Markov property misunderstanding

Question

I am reading 'Green, Brown & Probability' by Kai Lai Chung, and on chapter 5 (Markov Property) page 30, it says that the Markov property DOES NOT says that for $T=2$,

$P\big(3.14< \lvert X_3 \rvert <3.15 \big| 3<\lvert X_1 \rvert<4 , 3.1 <\lvert X_2 \rvert< 3.2 \big)=P\big(3.14< \lvert X_3 \rvert <3.15 \big| 3.1 <\lvert X_2 \rvert< 3.2\big)$

'namely that the past $3 < \lvert X_1 \rvert < 4$ may well have an after- effect on the future when the present \X2\ is given as shown'.

But I don't see it, is this related to independence of increments?

Answer 1

This has nothing to do with independent increments. The Markov property works when we have an equality assumption for the "present", e.g. $$P(X_3\in A\mid X_2 = x, X_1\in B) = P(X_3\in A\mid X_2 = x). $$ However, when there is a range of values, as in your question, it is possible that the condition on the "past" value $X_1$ makes some particular values of the "present" $X_2$ more probable.

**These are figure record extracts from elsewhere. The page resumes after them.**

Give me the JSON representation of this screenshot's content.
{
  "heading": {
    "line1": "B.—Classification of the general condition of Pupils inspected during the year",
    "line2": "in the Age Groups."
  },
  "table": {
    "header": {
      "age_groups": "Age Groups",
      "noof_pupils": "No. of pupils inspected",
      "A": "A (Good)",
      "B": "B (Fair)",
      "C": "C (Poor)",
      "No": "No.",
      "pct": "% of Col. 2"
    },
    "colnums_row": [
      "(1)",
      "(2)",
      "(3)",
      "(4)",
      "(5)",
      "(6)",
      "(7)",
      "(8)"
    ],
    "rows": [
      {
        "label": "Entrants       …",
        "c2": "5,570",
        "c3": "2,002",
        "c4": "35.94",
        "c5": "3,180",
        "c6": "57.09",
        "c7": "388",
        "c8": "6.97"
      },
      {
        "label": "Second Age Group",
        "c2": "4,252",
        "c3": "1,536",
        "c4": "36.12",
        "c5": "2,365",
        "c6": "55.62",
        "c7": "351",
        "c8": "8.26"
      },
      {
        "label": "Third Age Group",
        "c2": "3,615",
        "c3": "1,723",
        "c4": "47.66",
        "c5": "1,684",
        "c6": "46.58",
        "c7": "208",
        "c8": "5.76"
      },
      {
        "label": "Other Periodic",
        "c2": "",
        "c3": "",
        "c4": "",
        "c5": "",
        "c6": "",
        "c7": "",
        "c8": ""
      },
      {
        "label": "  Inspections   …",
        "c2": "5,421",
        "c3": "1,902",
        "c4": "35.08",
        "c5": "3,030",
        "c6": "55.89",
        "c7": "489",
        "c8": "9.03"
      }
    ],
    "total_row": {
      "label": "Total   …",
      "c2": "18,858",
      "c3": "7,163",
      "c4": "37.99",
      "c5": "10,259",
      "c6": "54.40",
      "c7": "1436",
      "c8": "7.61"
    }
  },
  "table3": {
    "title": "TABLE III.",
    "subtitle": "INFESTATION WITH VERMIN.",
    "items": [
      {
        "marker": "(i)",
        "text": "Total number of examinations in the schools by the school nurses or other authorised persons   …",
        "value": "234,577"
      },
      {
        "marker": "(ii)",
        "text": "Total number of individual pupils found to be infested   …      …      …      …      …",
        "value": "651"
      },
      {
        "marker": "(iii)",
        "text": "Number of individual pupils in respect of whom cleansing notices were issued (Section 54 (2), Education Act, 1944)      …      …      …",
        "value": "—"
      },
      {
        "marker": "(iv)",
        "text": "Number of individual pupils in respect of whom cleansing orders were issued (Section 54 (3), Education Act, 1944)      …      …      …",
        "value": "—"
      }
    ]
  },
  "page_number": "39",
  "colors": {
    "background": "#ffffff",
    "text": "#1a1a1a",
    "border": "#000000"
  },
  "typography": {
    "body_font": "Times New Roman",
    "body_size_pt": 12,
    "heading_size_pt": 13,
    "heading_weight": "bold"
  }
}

For example, let $X$ be a Poisson process. Consider e.g. the probability $$ P(X_3 \in\{100,50\}\mid X_2\in\{100,1\}, X_1>50). $$ Clearly, it is equal to $$ P(X_3 \in\{100,50\}\mid X_2=100, X_1>50) = P(X_3 =100\mid X_2=100) = e^{-1}. $$ On the other hand, the conditional probability $$ P(X_3 \in\{100,50\}\mid X_2\in\{100,1\}) $$ is close to $P(X_3 \in\{100,50\}\mid X_2=1)$ (since $X_2=100$ is highly unlikely) and is extremely small. Consequently, $$ P(X_3 \in\{100,50\}\mid X_2\in\{100,1\}) \neq P(X_3 \in\{100,50\}\mid X_2\in\{100,1\}, X_1>50). $$

Answer 2

As a more extreme example, if $S$ denotes the state space, the Markov property does not assert that $$P(X_3\in A\mid X_2\in S, X_1\in B)=P(X_3\in A\mid X_2 \in S)\ ;$$ the LHS is the conditional probability $P(X_3\in A\mid X_1\in B)$, while the RHS is the unconditional probability $P(X_3\in A)$; these need not be equal. OTOH the Markov property does assert $$P(X_3\in A\mid X_2=x, X_1\in B)=P(X_3\in A\mid X_2=x)$$ for each $x$, as remarked by @zhoraster.